Doug McCrae said:
You can. You can drink (and it even causes the screen to blur - realism!), dance and make merry with other players. I remember having a party in the pool in Ironforge after we'd killed some boss or other. Yes I am sad.
It's not carousing until a table gets turned over and some teeth get knocked about.
You can create your own guild.
In WoW, guilds have almost no meaning beyond tabards and organizing raids. One of the two is meaningless, and the other can be done through other game implements.
You can if they're players.
Players are neither villains nor heroes in WoW. Anyway, you can't convince a Horde character to join the Alliance or vice versa. You can't even talk to each other.
You can be the first one on your server to craft a new item. That's pretty cool.
It's cool, but it isn't crafting a unique item or spell.
Have no real lasting effect on the game.
Again, don't mean a thing in WoW.
Auction house. I knew a player who did nothing but crafting and trading, stayed at level 7 the whole game. He said he didn't have time to go questing but he found the economics of the game intriguing.
Auction housing isn't being a merchant. Where are your wagons, ships and warehouses?
Leading a guild isn't being a ruler or a lord. It's dealing with who gets which purples on raids.
Mostly true. The game would be better if you could build houses for example. But you can have a big effect on the other players and you could open the gates to Ahn-Qiraj, changing the world.
Opening the gates is the one lasting thing anyone could do so far, but the number necessary mean that it's you and a couple score other people doing it.

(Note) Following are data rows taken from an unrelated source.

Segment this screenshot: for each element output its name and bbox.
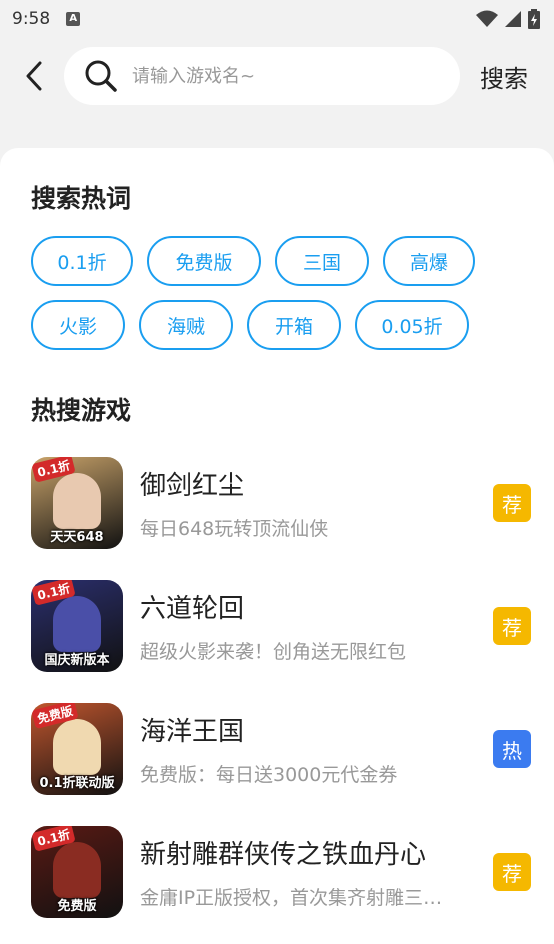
game-desc: 超级火影来袭！创角送无限红包 xyxy=(140,641,407,663)
icon-caption: 天天648 xyxy=(50,530,104,545)
wifi-icon xyxy=(476,10,498,27)
icon-figure xyxy=(53,842,101,898)
icon-figure xyxy=(53,719,101,775)
game-desc: 金庸IP正版授权，首次集齐射雕三部曲 xyxy=(140,887,460,909)
search-input[interactable] xyxy=(132,65,422,87)
search-button[interactable]: 搜索 xyxy=(480,59,528,94)
game-icon: 0.1折 天天648 xyxy=(31,457,123,549)
hot-words-tags: 0.1折 免费版 三国 高爆 火影 海贼 开箱 0.05折 xyxy=(31,236,531,364)
game-icon: 0.1折 国庆新版本 xyxy=(31,580,123,672)
recommend-badge: 荐 xyxy=(493,853,531,891)
game-info: 御剑红尘 每日648玩转顶流仙侠 xyxy=(140,465,470,541)
status-icons xyxy=(476,9,540,29)
hot-words-title: 搜索热词 xyxy=(31,184,132,213)
tag-button[interactable]: 三国 xyxy=(275,236,369,286)
icon-caption: 国庆新版本 xyxy=(44,653,110,668)
search-icon xyxy=(85,60,117,92)
signal-icon xyxy=(505,11,521,27)
tag-button[interactable]: 火影 xyxy=(31,300,125,350)
hot-games-title: 热搜游戏 xyxy=(31,396,132,425)
back-arrow-icon xyxy=(26,61,42,91)
search-row: 搜索 xyxy=(0,46,554,106)
status-time: 9:58 xyxy=(12,9,51,29)
game-item[interactable]: 免费版 0.1折联动版 海洋王国 免费版：每日送3000元代金券 热 xyxy=(31,703,531,795)
tag-row: 火影 海贼 开箱 0.05折 xyxy=(31,300,531,350)
game-item[interactable]: 0.1折 国庆新版本 六道轮回 超级火影来袭！创角送无限红包 荐 xyxy=(31,580,531,672)
game-name: 六道轮回 xyxy=(140,594,245,624)
game-item[interactable]: 0.1折 免费版 新射雕群侠传之铁血丹心 金庸IP正版授权，首次集齐射雕三部曲 … xyxy=(31,826,531,918)
tag-button[interactable]: 海贼 xyxy=(139,300,233,350)
tag-button[interactable]: 开箱 xyxy=(247,300,341,350)
tag-button[interactable]: 0.1折 xyxy=(31,236,133,286)
game-item[interactable]: 0.1折 天天648 御剑红尘 每日648玩转顶流仙侠 荐 xyxy=(31,457,531,549)
tag-button[interactable]: 高爆 xyxy=(383,236,475,286)
notification-icon: A xyxy=(66,12,81,26)
game-desc: 每日648玩转顶流仙侠 xyxy=(140,518,329,540)
icon-figure xyxy=(53,596,101,652)
game-name: 新射雕群侠传之铁血丹心 xyxy=(140,840,427,870)
game-name: 海洋王国 xyxy=(140,717,245,747)
game-name: 御剑红尘 xyxy=(140,471,245,501)
back-button[interactable] xyxy=(14,56,54,96)
game-desc: 免费版：每日送3000元代金券 xyxy=(140,764,398,786)
battery-icon xyxy=(528,9,540,29)
tag-button[interactable]: 0.05折 xyxy=(355,300,469,350)
game-info: 六道轮回 超级火影来袭！创角送无限红包 xyxy=(140,588,470,664)
hot-badge: 热 xyxy=(493,730,531,768)
recommend-badge: 荐 xyxy=(493,484,531,522)
tag-row: 0.1折 免费版 三国 高爆 xyxy=(31,236,531,286)
icon-caption: 0.1折联动版 xyxy=(39,776,115,791)
game-info: 海洋王国 免费版：每日送3000元代金券 xyxy=(140,711,470,787)
game-icon: 免费版 0.1折联动版 xyxy=(31,703,123,795)
recommend-badge: 荐 xyxy=(493,607,531,645)
main-panel: 搜索热词 0.1折 免费版 三国 高爆 火影 海贼 开箱 0.05折 热搜游戏 … xyxy=(0,148,554,944)
icon-figure xyxy=(53,473,101,529)
game-info: 新射雕群侠传之铁血丹心 金庸IP正版授权，首次集齐射雕三部曲 xyxy=(140,834,470,910)
tag-button[interactable]: 免费版 xyxy=(147,236,261,286)
game-icon: 0.1折 免费版 xyxy=(31,826,123,918)
search-box[interactable] xyxy=(64,47,460,105)
status-bar: 9:58 A xyxy=(0,0,554,38)
icon-caption: 免费版 xyxy=(57,899,97,914)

In WoW, the individual players are actually very unimportant. It's really a bad game if you want to compare the avenues available to players in an MMO versus a PnP RPG. The only MMO that I know of that even comes close to offering the avenues of playstyle that D&D and other PnP games offer is EVE online. That game takes a very different approach than WoW, however; it places the onus for almost all in game action on the players. Guilds in EVE aren't just groups of players who raid together, they are actual political and economic entities controlling territory and trade routes, allying, warring, and conspiring with and against each other for control of the world and its economy. Of course, if you want to do any of that, you essentially need to join one of the guilds already in play or convince enough people to jump ship to your own guild, so there's no room for lone wolves and PvE only players to effect the world in a meaningful way. You also can't actually leave your pod and walk around the space stations or explore the planets' surfaces, so there's that holding it back as well.